High prices and growing demand will mean another great year for farmers but a glut of cheap oil could trip up everyone else, says one of Alberta’s top economists.
Todd Hirsch, a senior economist with ATB Financial, gave the keynote address Tuesday at the 2013 FarmTech conference in Edmonton, where thousands of farmers had gathered to learn about the latest tech trends in agriculture.
Agriculture has been on the upswing in Alberta for the last five years after about 30 years of decline and is poised to become a growing contributor to the provincial economy, Hirsch said.
Input costs like fertilizer may be high, he noted, but so are grain and oilseed prices. Cattle took a hit with last year’s tainted beef recall, but its prices seem to have stabilized. With good weather, he predicted, farmers should still come out ahead.
“If we get that right combination, I think 2013 may be another good year,” he said.
Other parts of Alberta are also looking rosy, Hirsch continued. American housing starts are pulling up lumber prices, which has helped the forestry sector recover after years of trade disputes and mountain pine beetles. Steady immigration to Alberta means continued high demand in housing and construction.
Despite all this, caution prevails in the province.
“Right now, there’s this sense in Alberta that something could go wrong,” Hirsch said.
One of the biggest problems is the price of heavy oil (bitumen). A glut of shale oil from North Dakota has sent those prices down about $20, taking a big bite out of provincial coffers.
There’s also the question of getting that bitumen to market due to the uncertainty around the Keystone XL and Northern Gateway pipelines. Alberta has other options if these projects don’t proceed, but Hirsch predicted a soft year for Alberta energy overall.
This shouldn’t affect farmers too much, Hirsch continued.

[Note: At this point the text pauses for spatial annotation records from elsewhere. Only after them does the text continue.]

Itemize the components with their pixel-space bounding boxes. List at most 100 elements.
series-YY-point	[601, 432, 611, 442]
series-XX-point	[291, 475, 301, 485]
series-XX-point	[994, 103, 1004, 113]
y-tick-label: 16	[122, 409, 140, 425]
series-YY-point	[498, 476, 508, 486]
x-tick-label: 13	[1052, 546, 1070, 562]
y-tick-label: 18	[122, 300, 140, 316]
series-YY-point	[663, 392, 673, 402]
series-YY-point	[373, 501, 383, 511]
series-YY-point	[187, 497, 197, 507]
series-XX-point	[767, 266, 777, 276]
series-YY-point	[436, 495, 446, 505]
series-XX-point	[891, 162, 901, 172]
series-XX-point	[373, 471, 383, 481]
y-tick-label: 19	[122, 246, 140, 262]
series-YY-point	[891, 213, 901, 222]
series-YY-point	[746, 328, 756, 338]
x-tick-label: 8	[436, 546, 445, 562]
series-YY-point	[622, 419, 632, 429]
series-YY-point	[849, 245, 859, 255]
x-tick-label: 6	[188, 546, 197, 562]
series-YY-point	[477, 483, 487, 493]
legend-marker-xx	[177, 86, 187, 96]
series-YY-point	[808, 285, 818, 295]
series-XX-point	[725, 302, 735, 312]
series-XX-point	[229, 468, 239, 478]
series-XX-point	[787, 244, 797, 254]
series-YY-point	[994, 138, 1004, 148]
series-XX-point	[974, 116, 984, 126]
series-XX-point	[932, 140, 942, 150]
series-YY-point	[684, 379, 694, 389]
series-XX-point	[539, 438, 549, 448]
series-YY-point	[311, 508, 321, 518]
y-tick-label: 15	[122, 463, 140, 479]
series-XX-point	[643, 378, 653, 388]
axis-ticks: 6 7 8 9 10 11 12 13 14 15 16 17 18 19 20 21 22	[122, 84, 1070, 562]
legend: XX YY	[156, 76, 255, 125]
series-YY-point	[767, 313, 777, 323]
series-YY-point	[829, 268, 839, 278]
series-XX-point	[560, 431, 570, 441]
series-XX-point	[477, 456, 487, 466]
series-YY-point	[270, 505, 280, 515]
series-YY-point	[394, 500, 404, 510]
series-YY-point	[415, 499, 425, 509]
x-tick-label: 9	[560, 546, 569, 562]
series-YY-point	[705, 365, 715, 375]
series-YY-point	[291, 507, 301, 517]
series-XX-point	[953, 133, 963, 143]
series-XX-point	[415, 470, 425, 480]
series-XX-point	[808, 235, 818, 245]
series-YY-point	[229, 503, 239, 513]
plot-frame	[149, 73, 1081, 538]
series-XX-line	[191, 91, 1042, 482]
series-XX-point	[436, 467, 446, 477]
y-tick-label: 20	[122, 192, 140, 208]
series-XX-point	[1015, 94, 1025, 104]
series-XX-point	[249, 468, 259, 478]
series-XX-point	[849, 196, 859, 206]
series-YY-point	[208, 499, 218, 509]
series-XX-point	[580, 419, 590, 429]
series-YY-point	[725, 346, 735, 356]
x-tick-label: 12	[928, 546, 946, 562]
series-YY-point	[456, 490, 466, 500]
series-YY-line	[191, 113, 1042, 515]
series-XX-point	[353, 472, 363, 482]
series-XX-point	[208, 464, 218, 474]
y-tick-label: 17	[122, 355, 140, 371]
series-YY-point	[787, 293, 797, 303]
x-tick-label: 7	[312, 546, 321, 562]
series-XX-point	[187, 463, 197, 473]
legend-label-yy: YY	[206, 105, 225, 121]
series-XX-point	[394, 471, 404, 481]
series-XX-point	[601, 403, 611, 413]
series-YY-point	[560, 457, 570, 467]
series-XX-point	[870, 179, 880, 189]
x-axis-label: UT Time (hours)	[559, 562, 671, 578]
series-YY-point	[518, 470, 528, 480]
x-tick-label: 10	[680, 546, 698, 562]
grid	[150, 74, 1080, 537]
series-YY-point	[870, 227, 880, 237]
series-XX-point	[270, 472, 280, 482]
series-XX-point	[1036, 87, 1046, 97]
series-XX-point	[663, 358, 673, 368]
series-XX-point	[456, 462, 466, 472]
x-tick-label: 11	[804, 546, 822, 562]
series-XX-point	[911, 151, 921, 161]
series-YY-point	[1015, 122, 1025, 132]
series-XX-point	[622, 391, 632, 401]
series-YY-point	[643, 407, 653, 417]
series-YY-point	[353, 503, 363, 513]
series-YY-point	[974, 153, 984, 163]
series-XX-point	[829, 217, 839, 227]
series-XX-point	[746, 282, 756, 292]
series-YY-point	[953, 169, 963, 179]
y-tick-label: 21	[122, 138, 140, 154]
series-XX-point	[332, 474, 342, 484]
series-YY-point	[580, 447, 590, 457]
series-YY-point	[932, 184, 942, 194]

“You might be seeing a little bit of a break on fuel prices,” he said, but this slump shouldn’t cause a major scale-back in drilling leases on farmland. “Even with prices being soft, (oil producers) are still better off producing rather than shutting (pumps) off.”
High construction costs in Alberta would likely deter any more bitumen upgraders from moving here this year besides the one in Sturgeon County, Hirsch said. However, should pipeline problems and low bitumen prices persist, the province could become cheap enough to draw more refineries.
Crop prices could fluctuate, he acknowledged, in response to a question from the audience, but continued demand from China makes it unlikely that we’ll see another slump like the one in the 1970s.
Soil moisture and crop prices are both looking good for 2013, said Al Wagner, regional representative for Sturgeon County with the Alberta Wheat Commission.
“Most farmers are pretty optimistic,” he said.
Fertilizer is normally a big concern, he continued, but prices are lower than in past years.
“We will see an increased price come spring,” he predicted, especially if the American corn industry picks up, but farmers can lock in these lower prices now.
Canola stocks are the tightest they’ve been in years, which makes for better prices, but a bumper soybean crop in the U.S. could pop a hole in that balloon, said Todd Hames, FarmTech conference chair and director with the Alberta Canola Producers Commission.
“We’re at the mercy of the soybean market,” he said.
Alberta as a whole should expect to see about three per cent economic growth, Hirsch concluded, and will continue to lead the nation.